National ID Plan Insults Americans
President Obama recently gave his thumbs-up to an immigration compromise plan formulated by Chucky “Why Am I So Annoying” Schumer (D-NY) and Lindsey Graham (R-SC) that includes a national biometric ID card for all Americans. I already outlined here some of the major objections to any national biometric ID but the government is moving forward with the plan anyway.
I expected this proposal to be terrifying, but I wasn’t prepared to be personally insulted. As was reported here:
“The cards would include biometric information designed to prevent counterfeiting — but the senators said the information would not be stored in a government database.”

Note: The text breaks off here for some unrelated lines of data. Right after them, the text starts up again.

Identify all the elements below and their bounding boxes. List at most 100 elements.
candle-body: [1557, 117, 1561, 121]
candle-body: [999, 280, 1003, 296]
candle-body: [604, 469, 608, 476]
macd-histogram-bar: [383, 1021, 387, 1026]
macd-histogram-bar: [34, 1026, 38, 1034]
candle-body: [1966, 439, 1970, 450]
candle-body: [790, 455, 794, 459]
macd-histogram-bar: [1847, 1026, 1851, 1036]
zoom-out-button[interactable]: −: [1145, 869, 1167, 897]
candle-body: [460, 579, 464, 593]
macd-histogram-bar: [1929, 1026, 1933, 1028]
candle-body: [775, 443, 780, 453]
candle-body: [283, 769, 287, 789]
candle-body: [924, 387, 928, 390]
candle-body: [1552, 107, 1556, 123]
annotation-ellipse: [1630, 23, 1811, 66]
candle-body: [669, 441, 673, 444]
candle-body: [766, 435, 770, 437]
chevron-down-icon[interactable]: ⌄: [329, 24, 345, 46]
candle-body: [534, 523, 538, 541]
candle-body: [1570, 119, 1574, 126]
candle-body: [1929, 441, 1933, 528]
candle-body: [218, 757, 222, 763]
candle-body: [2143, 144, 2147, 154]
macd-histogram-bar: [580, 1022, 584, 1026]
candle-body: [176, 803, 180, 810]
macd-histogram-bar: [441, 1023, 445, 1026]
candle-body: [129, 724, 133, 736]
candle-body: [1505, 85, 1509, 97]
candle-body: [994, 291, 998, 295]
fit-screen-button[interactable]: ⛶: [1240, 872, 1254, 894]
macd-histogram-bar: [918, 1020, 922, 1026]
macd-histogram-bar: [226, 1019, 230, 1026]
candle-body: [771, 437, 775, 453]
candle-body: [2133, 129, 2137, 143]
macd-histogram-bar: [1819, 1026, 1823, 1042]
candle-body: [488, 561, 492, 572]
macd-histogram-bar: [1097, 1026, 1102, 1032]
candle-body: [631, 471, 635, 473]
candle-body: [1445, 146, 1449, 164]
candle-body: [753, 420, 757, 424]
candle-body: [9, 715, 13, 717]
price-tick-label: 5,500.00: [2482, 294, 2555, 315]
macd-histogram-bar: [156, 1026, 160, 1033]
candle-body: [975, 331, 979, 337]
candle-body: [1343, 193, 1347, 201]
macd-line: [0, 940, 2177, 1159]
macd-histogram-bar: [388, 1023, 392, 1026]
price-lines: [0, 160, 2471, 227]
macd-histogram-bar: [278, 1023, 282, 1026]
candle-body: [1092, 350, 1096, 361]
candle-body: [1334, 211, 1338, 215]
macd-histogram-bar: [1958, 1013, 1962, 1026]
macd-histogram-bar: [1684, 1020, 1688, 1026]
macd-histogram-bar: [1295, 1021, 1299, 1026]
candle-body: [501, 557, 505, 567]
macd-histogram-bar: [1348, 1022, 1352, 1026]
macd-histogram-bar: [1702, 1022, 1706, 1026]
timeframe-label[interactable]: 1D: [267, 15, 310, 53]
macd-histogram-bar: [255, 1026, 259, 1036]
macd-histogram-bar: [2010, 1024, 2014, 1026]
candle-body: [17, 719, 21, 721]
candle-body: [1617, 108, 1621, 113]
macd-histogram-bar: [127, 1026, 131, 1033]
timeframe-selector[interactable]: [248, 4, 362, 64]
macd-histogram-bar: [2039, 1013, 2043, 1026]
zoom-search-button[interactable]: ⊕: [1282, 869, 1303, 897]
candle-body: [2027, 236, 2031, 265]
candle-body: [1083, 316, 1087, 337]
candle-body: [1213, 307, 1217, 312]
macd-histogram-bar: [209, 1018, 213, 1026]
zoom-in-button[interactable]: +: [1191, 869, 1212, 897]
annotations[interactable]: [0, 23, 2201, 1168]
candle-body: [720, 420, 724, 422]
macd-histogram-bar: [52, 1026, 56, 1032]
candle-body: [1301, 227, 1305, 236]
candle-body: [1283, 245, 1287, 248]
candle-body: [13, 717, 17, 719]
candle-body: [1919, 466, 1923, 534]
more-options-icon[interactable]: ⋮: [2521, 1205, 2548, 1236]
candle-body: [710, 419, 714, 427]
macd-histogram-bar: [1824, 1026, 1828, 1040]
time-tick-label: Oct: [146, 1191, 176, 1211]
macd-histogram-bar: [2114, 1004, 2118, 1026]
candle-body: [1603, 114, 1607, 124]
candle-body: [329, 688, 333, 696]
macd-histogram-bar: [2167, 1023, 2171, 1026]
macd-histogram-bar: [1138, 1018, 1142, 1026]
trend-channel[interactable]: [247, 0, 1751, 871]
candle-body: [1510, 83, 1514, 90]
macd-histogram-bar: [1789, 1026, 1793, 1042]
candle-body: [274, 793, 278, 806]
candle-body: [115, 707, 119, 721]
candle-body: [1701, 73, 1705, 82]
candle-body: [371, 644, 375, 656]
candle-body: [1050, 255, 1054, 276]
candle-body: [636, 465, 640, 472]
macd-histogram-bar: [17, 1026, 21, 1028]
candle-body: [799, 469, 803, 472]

I don’t believe in conspiracies, but when the government says they are going to set up a national biometric ID card BUT not store all of our information in a database, it smells fishy. Sure . . . (wink-wink) the national biometric ID won’t store our personal biological information in a government database . . . and our Social Security numbers will only be used to track our Social Security benefits, right? Nothing good has ever come about from the issuance of a national ID, let alone one that includes biometric information.
But the Senator’s statements, if true, negate the entire purpose of have a national biometric ID! If the information is not stored in a database, there is nothing to check your national biometric ID card against. That would make it incredibly easy to counterfeit. How is the government, or a private employer, supposed to know it’s a forgery? All national biometric ID cards, or ID cards of any type, require a central database of personal information to have a chance at being successful. What are Graham and Schumer thinking?
The good parts of the Senator’s plan, of which there are several, are totally overshadowed by this and the extension of an Electronic Employment Verification System (EEVS). These provisions have turned what could be an important bill into a terrifying extension of government power that won’t even cut down on illegal immigration. A bill like this that focuses on enforcement and amnesty only will not be successful.
Undocumented immigration is a problem but the solution is not scanning American’s biological information into a biometric national ID card that must be presented to employers and checked against a mandatory EEVS. The solution is to allow mass legal immigration to the United States to move immigration out of an unregulated black market and into the legal market. Americans are already punished by the government’s insistence that legal immigration be kept at artificially low levels; let’s not punish them more by submitting their most intimate information to a government database.